In place of the wandering, naturalistic, and almost documentary-like narratives we’re used to, Broker offers something much heavier on plot as we cut back and forth between the various parties.

It’s an interesting switch-up, using the investigation and subsequent evasion as a way to draw in tension that, for any other filmmaker, would seem standard.

But when the film decides to focus on the gentler moments, you get glimpses of that classic Kore-eda style and can’t help but wish more if it had been like this.

There are a couple of scenes that spring to mind. One in particular, aboard a Ferris wheel, in which Sooyoung and Dong-soo, both damaged and confused by their own childhoods, discuss parenthood and the future, is particularly special. There’s no music, just the low light of the evening (captured beautifully my regular Bong Joon-Ho cinematographer Hong Kyung-pyo) and the two actors lamenting on life. 

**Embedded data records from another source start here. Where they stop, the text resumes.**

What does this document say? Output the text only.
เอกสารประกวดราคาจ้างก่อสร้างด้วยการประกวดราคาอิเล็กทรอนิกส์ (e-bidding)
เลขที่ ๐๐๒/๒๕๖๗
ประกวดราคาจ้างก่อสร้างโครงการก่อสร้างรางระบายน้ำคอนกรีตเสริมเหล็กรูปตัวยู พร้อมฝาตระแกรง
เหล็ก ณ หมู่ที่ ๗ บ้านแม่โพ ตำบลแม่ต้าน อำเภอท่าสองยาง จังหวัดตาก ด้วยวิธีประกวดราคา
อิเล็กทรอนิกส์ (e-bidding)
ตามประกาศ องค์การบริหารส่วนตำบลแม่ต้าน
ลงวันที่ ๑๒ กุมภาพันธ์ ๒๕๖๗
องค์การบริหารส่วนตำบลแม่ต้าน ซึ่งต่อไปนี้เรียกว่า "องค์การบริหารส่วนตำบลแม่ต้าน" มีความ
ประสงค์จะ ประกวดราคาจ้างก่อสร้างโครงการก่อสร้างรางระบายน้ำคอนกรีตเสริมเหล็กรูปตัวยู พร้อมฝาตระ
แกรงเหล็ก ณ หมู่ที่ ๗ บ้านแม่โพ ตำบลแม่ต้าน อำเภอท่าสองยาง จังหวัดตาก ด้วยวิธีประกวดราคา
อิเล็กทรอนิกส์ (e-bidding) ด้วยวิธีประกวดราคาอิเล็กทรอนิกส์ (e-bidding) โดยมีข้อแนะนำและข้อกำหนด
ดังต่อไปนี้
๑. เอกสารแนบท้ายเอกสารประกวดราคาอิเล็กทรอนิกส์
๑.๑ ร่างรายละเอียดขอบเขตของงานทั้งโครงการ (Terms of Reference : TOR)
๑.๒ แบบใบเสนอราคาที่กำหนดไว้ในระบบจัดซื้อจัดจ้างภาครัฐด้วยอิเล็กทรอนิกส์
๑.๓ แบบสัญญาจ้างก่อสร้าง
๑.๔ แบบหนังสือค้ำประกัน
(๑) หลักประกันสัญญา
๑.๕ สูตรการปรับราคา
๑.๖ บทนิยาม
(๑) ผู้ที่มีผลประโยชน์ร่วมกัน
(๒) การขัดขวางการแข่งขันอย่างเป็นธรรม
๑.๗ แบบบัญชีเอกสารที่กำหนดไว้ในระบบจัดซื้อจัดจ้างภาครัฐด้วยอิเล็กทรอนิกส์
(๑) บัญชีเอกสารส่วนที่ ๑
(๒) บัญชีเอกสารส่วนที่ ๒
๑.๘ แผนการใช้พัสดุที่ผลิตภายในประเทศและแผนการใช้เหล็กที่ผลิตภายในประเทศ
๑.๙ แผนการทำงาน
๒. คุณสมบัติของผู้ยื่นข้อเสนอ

It’s these moments that have always worked for me in Kore-eda’s films and here where Broker is able to really excel. Unfortunately, until the final third, these aforementioned moments are in much shorter supply, replaced with unnecessary soap-like melodrama that feels reminiscent of the K-Dramas often popular in Korea.

What you get then is a proficient, well-acted drama, full of poignancy and empathy that sadly only really glimpses at greatness, as opposed to grasping it full force.

Broker review – Put together with competence, yet lacking mastery
Proficient, poignant, but only glimpses at greatness, as opposed to grasping it.